You should generally not accept gifts or favors from business contacts,
except trinkets of nominal value. This includes discounted merchandise
or services not available to the general public. The acceptance of cash
or its equivalent is strictly prohibited. The Company's President or
his designee must approve any gift valued at $100 or more which cannot
appropriately be refused.
You should not participate in any outside activity that could or might
appear to interfere with your objectivity or commitment to the Company,
including
o accepting any employment outside the Company, even on personal
time, without prior approval by the President of the Company
or his designee;
o making any paid appearances without prior approval by the
President of the Company or his designee.
You should not at any time during or after your employment with the
Company communicate or disclose confidential information (information
of a secret or confidential nature relating to the business of the
Company or its affiliates) to any person, corporation or entity.
You should retain only reputable firms and representatives to represent
the Company and make sure they comply with both applicable law and
Company policies.
You should not hire, supervise or do any kind of Company business with
relatives or friends without prior approval by the Company's President.
You should not use Company resources (e.g., equipment, e-mail, Internet
access, and telephones) or the Company's name (e.g., use of Company
letterhead) in any way with respect to personal outside activities.
This includes the use of Company time for outside activities.
Your expense reports and all other business records must be promptly
submitted, completely accurate and reflect only legitimate business
expenses.
You should only provide business entertainment and gifts that are
ordinary, reasonable, and lawful.

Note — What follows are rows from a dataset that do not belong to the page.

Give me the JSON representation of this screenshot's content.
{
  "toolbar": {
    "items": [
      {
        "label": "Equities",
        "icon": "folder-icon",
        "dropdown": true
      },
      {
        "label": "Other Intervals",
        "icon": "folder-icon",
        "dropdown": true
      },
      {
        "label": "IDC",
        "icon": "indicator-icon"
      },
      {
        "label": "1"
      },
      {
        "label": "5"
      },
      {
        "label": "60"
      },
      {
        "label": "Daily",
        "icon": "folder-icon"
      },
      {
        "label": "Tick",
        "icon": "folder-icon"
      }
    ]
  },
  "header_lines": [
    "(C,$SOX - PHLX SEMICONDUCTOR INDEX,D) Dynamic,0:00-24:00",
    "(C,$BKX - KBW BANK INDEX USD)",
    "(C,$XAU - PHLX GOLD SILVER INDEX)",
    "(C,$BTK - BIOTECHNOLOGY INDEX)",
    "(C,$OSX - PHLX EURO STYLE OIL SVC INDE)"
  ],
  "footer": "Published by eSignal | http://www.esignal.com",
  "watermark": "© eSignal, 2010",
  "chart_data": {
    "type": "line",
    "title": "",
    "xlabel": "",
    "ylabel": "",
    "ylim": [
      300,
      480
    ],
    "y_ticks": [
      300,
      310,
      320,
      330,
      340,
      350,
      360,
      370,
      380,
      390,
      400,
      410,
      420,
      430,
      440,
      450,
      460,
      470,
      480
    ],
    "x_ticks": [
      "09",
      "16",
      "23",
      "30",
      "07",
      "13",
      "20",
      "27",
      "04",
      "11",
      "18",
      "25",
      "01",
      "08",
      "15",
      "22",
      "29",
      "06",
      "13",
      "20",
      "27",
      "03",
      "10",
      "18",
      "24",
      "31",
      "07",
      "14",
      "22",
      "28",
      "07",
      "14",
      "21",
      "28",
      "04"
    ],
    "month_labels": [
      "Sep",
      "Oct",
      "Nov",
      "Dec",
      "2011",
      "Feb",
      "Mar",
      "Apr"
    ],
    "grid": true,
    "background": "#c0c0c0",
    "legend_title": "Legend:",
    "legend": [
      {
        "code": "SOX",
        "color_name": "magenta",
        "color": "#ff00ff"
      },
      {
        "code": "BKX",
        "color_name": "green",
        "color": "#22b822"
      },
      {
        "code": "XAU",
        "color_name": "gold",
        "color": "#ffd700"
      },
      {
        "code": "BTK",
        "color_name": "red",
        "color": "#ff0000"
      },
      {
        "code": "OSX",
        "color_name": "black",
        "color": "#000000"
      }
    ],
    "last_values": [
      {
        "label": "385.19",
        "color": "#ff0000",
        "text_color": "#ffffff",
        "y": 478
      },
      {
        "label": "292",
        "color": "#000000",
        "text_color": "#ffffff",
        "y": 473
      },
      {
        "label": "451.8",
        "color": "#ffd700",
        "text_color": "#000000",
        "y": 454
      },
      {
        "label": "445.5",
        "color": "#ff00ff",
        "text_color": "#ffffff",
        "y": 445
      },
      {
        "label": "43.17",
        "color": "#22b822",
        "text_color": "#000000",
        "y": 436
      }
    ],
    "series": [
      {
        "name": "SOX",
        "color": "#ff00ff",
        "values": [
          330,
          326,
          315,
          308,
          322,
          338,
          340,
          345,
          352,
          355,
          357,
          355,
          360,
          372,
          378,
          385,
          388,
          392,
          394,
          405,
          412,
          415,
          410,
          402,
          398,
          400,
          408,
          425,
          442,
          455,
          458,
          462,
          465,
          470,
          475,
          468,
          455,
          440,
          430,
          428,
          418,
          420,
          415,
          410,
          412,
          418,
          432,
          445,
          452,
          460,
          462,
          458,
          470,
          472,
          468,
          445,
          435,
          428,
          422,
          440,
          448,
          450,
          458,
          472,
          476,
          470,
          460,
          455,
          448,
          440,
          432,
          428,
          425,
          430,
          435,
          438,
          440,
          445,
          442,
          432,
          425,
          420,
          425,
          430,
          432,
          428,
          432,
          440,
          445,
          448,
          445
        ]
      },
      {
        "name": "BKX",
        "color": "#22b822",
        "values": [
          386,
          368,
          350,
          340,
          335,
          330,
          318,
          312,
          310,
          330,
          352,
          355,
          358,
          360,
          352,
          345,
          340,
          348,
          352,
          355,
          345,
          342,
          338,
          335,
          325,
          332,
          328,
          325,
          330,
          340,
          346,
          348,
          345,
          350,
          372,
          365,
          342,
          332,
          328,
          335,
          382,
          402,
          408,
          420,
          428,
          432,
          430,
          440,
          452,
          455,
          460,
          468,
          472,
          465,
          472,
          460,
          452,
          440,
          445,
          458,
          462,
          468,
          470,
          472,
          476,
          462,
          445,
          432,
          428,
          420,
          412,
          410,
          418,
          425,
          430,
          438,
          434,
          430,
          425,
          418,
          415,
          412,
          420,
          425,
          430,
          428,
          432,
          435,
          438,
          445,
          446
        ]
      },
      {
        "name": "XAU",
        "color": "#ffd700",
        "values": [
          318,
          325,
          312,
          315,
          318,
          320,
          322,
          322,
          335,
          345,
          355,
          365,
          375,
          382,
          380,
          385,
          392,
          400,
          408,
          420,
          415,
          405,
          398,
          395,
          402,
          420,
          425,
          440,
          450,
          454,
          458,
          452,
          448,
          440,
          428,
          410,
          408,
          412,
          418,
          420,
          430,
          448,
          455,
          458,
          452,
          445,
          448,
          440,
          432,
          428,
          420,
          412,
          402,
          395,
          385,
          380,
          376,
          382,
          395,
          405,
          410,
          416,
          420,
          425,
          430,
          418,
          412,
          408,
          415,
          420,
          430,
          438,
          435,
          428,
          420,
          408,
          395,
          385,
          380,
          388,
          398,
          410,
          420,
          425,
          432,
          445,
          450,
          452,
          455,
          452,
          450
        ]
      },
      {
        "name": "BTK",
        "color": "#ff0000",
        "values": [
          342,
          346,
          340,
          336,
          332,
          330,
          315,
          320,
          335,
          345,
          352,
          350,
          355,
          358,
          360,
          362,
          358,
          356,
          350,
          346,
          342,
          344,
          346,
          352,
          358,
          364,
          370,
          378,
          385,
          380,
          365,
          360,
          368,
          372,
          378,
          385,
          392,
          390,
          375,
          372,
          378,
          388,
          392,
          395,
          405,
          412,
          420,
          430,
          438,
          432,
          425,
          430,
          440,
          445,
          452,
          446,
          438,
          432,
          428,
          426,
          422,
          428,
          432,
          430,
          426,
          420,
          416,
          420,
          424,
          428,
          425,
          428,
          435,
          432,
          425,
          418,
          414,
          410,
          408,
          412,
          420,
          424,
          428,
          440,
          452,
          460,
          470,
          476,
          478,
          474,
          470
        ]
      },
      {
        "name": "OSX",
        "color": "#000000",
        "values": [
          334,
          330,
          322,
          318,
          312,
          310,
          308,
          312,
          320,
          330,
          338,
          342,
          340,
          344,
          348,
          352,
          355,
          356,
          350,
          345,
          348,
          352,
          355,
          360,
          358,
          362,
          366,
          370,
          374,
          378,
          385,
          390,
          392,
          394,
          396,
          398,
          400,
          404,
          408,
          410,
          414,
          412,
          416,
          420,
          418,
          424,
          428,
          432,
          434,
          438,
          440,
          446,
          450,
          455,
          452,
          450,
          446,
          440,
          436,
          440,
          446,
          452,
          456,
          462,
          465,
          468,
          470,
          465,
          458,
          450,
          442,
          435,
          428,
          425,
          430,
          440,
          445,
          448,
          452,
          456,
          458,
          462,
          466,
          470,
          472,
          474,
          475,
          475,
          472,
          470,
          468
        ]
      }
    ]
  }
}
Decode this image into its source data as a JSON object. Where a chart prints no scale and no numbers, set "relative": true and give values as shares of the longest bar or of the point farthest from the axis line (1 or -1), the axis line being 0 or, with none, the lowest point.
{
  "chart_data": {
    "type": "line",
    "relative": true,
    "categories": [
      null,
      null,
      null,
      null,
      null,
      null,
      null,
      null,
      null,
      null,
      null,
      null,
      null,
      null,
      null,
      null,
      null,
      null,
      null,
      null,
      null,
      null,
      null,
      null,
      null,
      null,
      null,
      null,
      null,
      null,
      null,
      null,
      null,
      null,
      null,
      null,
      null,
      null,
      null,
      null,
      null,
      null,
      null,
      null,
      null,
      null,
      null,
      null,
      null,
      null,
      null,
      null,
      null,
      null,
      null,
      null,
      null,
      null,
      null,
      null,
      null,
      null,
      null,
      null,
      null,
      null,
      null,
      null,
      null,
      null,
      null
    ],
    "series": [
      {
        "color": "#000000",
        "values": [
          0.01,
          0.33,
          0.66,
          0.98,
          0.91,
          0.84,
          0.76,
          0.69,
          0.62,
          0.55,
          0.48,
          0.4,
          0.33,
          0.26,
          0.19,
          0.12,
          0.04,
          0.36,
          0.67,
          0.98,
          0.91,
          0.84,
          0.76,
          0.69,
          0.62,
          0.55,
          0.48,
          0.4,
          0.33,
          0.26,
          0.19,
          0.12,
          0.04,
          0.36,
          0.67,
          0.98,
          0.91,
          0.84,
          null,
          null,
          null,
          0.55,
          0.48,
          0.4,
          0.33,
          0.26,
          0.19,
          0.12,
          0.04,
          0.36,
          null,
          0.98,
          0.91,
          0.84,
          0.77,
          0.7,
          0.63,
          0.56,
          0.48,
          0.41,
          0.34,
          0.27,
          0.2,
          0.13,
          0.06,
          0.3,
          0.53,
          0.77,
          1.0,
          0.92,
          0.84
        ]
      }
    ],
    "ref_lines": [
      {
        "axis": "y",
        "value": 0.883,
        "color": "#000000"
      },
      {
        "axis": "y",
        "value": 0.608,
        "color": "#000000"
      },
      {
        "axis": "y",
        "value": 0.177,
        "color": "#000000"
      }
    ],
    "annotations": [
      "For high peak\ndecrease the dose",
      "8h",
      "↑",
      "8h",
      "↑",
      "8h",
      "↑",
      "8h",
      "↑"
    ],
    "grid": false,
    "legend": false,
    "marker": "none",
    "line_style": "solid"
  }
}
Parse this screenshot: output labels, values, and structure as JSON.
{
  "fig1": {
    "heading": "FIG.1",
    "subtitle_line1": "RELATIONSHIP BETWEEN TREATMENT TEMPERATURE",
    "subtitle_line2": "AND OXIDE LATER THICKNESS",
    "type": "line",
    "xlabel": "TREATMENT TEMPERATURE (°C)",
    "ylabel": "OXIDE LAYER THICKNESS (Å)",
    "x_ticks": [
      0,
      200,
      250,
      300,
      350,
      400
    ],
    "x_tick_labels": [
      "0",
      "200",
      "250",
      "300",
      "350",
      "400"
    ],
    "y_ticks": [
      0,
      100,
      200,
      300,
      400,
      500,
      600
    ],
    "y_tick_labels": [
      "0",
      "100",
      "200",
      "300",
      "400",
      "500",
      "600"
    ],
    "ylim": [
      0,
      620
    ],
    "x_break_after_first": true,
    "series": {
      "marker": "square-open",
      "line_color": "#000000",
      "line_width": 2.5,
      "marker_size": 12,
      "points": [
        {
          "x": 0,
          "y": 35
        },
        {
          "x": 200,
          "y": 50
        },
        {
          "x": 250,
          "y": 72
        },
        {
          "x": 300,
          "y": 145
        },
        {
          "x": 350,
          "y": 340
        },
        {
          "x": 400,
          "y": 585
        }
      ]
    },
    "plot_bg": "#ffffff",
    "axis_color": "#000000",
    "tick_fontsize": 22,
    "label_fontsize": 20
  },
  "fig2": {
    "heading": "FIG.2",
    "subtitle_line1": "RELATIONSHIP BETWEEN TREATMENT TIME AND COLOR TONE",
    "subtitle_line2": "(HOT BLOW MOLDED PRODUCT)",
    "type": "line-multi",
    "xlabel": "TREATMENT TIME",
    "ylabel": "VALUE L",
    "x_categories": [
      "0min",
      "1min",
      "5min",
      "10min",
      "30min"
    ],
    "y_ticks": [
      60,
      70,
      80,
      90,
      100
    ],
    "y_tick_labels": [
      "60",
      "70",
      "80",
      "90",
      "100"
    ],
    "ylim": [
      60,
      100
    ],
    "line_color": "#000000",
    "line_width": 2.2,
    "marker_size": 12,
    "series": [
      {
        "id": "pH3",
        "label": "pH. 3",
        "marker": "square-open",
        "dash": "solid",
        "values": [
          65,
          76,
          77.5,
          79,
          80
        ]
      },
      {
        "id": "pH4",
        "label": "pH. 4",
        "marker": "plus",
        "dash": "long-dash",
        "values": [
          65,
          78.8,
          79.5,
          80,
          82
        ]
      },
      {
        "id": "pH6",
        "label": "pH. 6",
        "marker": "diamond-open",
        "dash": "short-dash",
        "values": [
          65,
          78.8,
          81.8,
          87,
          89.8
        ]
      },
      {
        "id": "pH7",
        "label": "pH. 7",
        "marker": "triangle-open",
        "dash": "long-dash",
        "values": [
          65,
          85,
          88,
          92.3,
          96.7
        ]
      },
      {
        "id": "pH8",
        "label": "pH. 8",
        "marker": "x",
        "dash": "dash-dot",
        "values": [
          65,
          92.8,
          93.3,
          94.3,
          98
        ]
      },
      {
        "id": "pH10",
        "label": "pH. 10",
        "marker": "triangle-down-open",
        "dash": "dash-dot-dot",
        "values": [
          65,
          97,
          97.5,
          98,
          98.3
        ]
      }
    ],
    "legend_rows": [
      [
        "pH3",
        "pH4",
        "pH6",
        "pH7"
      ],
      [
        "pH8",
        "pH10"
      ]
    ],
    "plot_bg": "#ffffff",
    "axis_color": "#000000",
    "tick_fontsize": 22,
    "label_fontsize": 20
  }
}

They must comply with the policies of
the Company and also the customer/supplier. If gifts, entertainment,
games and promotions violate customer/supplier policies or are offered
to their employees, without the employer's permission, they can look
like bribes. All gifts should be approved and properly reported.
You should never offer or give bribes or kickbacks.
You should not make contributions on behalf of the Company to political
candidates or political parties. It may be against the law.